Quenton Moss was initially charged with battery for an incident on May 18 in which he began yelling homophobic slurs at a gay couple, Dan and Gary Hardin-Peach after seeing them in a local park.
The couple claim Moss repeatedly hit them in the head and face as they tried to de-escalate the situation, Throughout the attack, Moss continued yelling anti-gay epithets.
Police responded quickly to the scene, at which point police body cameras captured him confessing to the crime.
“Yeah, I hit him in his face,” Moss says in the video. “He’s a faggot! Him and his boyfriend are fucking faggots, bro!”
The camera also captured an arresting officer telling Moss, “You just said that you assaulted them, you punched them.”
“I split them good, huh?” Moss replies.
“I don’t know. I didn’t see him,” the officer says in the video.
Moss responds: “I split him good. He’s a faggot. Faggots should die, die.”
Dan Hardin-Peach was shocked to see the body camera footage of Moss’s rant against them.
“I’m not the gay man that’s gonna let it go,” he told ABC affiliate WSVN. “How would you feel if someone did this to someone you love?”

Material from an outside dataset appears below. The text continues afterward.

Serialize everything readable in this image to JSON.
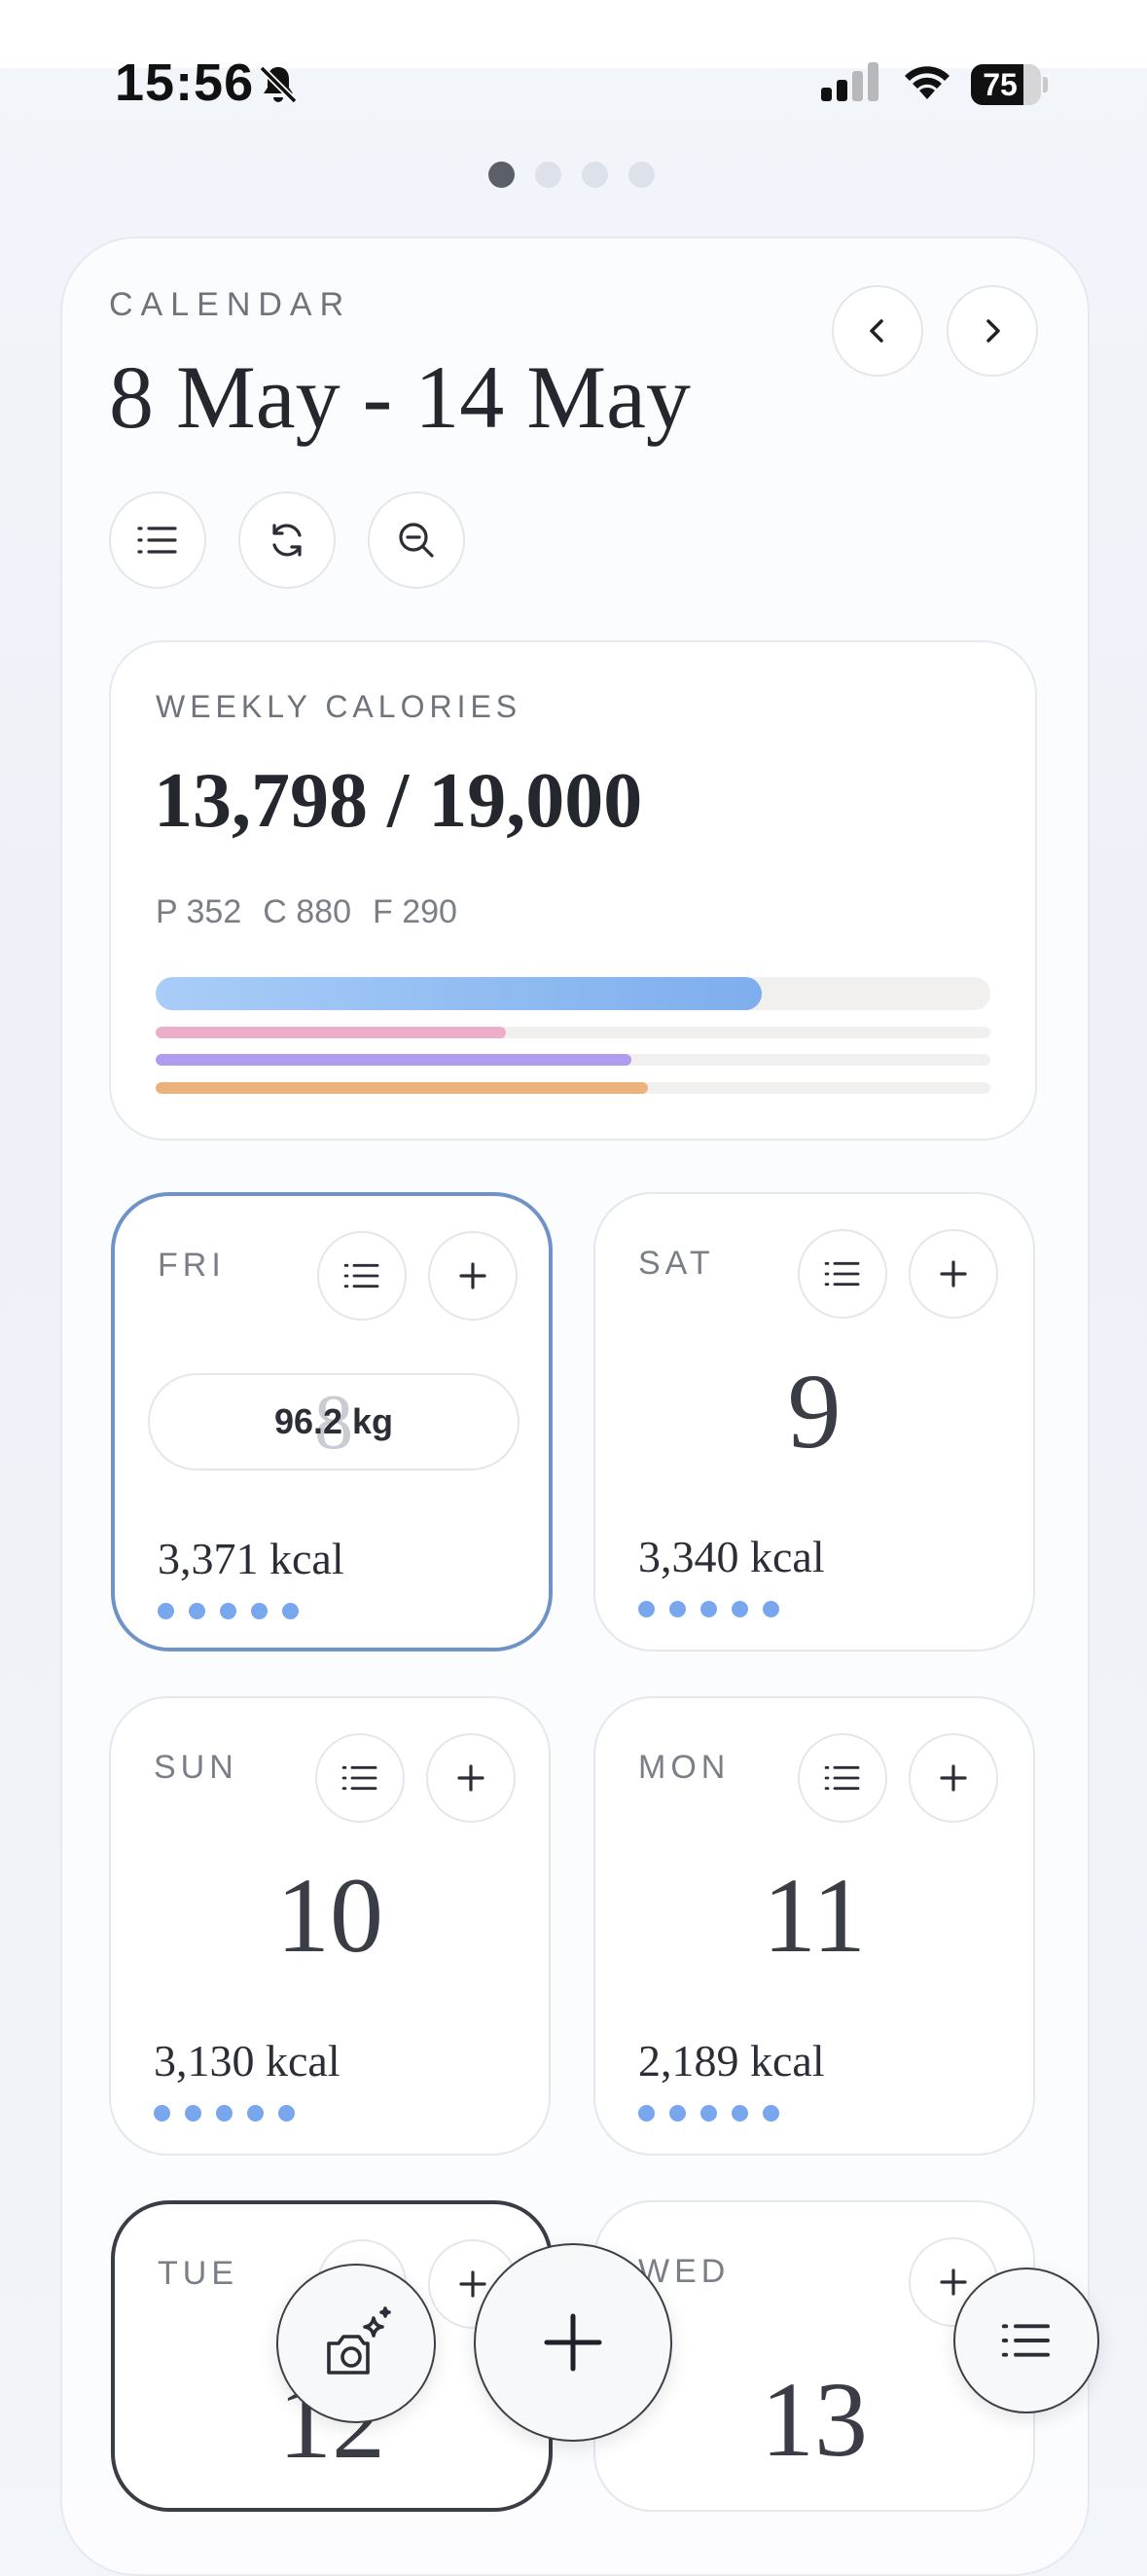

See also: FBI report shows that the number of anti-LGBTQ hate crimes rose in 2018
On Wednesday, Miami-Dade State Attorney Katherine Fernandez Rundle announced that her officer had partnered with researchers from Florida International University to conduct a research project into preventing hate crimes in South Florida. With the help of funding from the National Institute of Justice, the researchers interviewed 400 people over age 18, Latinos, and LGBTQ people who had been victims of hate crimes in the past five years.
According to Agencia EFE, 30% of those interviewed reported experiencing physical or sexual assault. Yet only 60, or 15%, of the 400 hate crimes victims said they reported the incident to police. Of those, 35% led to an arrest and 23% to a trial, although alleged perpetrators did not necessarily face hate crime charges.
Thirty-five percent of victims said they tried to act “more heterosexual” following the attacks, while 13% said they stopped frequenting LGBTQ meetings and spaces, and 23% decided to move.